Les autres sites sacrés importants en Tunisie sont:

  • Le sanctuaire islamique de Sidi Mahraz à Tunis
  • Le sanctuaire islamique de Sidi Nasir el Barouchi
  • La synagogue juive de Ghriba à Djerba

Situés dans des régions reculées de la Tunisie, souvent sur des sommets élevés et presque inaccessibles, se trouvent de petites tombes à dôme (marabouts) de saints populaires islamiques. Le maraboutisme, ou culte des saints, a commencé sous la dynastie des Hafsides (13th - 16th siècles) et a évolué pour devenir un culte de dévotion florissant. À l'origine moines guerriers ou sages vivant dans des monastères fortifiés, les marabouts agissaient en tant que guérisseurs et conseillers spirituels pour les populations locales dont les pratiques religieuses impliquaient un mélange de croyances islamiques et d'anciens rituels païens. Les tombeaux de marabouts, également appelés Zawiyas, sont le théâtre de pèlerinages annuels et sont particulièrement populaires auprès des femmes. Cérémonies musicales, chants et danses, et sessions de prière animées caractérisent ces festivals de pèlerinage.

Tombe de Sidi Sahab

Sanctuaire de Sidi Sahab, Kairouan
Sanctuaire de Sidi Sahab, Kairouan (Élargir)

À environ un kilomètre à l'ouest de la grande mosquée de Kairouan se trouve le tombeau d'Abou Zamaa Al Balawi, un compagnon ou Sahab, du prophète Mahomet. Le tombeau, appelé un zaouia ou zawiya, est parfois appelée la mosquée du Barbier parce qu’on croit qu’Abou Zamaa Al Balawi porte toujours trois cheveux de la barbe du prophète Mahomet.

Alors que le mausolée original date du 7ème siècle, la majeure partie de ce qui existe aujourd'hui a été ajoutée à la fin du 17ème siècle.
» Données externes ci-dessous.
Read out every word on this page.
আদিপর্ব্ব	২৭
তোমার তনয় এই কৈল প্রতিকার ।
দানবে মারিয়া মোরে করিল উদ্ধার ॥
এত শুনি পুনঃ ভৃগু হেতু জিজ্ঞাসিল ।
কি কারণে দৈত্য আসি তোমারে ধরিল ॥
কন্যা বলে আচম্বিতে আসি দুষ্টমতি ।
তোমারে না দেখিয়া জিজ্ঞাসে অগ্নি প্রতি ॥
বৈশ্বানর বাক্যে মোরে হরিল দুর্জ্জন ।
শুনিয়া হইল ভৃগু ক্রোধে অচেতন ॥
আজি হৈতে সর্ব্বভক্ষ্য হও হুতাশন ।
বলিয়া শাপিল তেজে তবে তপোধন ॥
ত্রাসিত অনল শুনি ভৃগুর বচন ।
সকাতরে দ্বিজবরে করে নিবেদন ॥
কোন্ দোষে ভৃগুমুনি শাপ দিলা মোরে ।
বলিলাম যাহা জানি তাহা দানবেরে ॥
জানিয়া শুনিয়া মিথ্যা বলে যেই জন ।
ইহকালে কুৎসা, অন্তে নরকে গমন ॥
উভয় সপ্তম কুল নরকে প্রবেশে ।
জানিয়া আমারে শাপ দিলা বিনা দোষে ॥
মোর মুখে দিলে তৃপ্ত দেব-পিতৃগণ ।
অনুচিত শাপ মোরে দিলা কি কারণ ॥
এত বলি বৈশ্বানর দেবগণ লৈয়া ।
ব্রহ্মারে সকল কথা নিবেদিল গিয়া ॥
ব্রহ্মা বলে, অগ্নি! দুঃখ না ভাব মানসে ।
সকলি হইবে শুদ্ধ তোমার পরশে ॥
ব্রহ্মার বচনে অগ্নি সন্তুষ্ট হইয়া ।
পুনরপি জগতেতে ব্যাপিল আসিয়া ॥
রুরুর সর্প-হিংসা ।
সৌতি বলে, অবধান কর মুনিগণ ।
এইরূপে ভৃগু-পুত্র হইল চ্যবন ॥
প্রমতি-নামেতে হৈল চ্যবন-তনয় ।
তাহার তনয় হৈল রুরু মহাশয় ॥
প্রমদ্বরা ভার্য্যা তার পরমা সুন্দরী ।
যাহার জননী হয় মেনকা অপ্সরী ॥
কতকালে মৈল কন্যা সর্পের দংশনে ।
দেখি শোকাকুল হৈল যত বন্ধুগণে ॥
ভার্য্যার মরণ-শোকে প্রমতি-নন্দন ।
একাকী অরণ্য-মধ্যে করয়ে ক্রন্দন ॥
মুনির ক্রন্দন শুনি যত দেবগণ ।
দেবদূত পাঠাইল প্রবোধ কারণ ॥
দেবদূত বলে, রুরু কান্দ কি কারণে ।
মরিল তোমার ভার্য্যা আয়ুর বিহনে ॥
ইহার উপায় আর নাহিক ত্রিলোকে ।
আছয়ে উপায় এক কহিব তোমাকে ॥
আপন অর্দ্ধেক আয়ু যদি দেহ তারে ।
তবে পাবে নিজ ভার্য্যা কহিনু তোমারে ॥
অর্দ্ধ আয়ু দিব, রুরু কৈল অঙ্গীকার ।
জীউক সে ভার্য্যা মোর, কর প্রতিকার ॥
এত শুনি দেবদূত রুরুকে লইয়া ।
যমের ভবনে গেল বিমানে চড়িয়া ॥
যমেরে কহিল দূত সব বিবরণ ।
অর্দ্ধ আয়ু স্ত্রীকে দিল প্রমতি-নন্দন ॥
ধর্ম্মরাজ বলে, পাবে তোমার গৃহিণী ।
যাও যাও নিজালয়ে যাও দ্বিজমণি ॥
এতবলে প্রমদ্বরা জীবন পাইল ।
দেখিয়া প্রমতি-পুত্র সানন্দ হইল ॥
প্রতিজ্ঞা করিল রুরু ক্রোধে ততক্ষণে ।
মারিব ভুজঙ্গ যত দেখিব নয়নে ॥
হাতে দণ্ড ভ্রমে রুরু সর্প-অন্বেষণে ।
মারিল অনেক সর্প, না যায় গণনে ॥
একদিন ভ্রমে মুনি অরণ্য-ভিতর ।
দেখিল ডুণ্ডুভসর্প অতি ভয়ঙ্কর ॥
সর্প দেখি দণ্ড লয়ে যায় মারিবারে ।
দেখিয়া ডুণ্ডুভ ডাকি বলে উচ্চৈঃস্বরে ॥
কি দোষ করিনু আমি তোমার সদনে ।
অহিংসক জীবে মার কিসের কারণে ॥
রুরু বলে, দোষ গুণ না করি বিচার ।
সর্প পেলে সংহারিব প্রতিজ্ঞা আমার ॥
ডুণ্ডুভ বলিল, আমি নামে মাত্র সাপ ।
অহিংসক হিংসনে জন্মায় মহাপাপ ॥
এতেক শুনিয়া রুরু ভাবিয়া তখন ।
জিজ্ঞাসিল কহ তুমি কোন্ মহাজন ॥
Le dôme au-dessus de la tombe a été achevé en 1629 et le minaret en 1690. L'entrée du sanctuaire se fait par un passage menant à une belle cour cloîtrée ornée de tuiles et de stucs représentant la grande mosquée de La Mecque. Dans le coin nord-ouest de la cour se trouve une petite pièce avec le tombeau du saint et sa pierre tombale est drapée d'étoffes vertes, blanches et rouges. Les non-musulmans ne sont pas autorisés à entrer dans la salle du sanctuaire. Une autre petite pièce sur le côté opposé de la cour contient la tombe de l'architecte de la Grande Mosquée de Kairouan.

 
Sidi Oqba, la grande mosquée de Kairouan, en Tunisie
Sidi Oqba, la grande mosquée de Kairouan, en Tunisie

Martin Gray est une anthropologue culturelle, écrivaine et photographe spécialisée dans l'étude des traditions de pèlerinage et des sites sacrés à travers le monde. Pendant une période de 40 ans, il a visité plus de 2000 lieux de pèlerinage dans 165 pays. Le Guide de pèlerinage mondial à Sacredsites.com est la source d'information la plus complète sur ce sujet.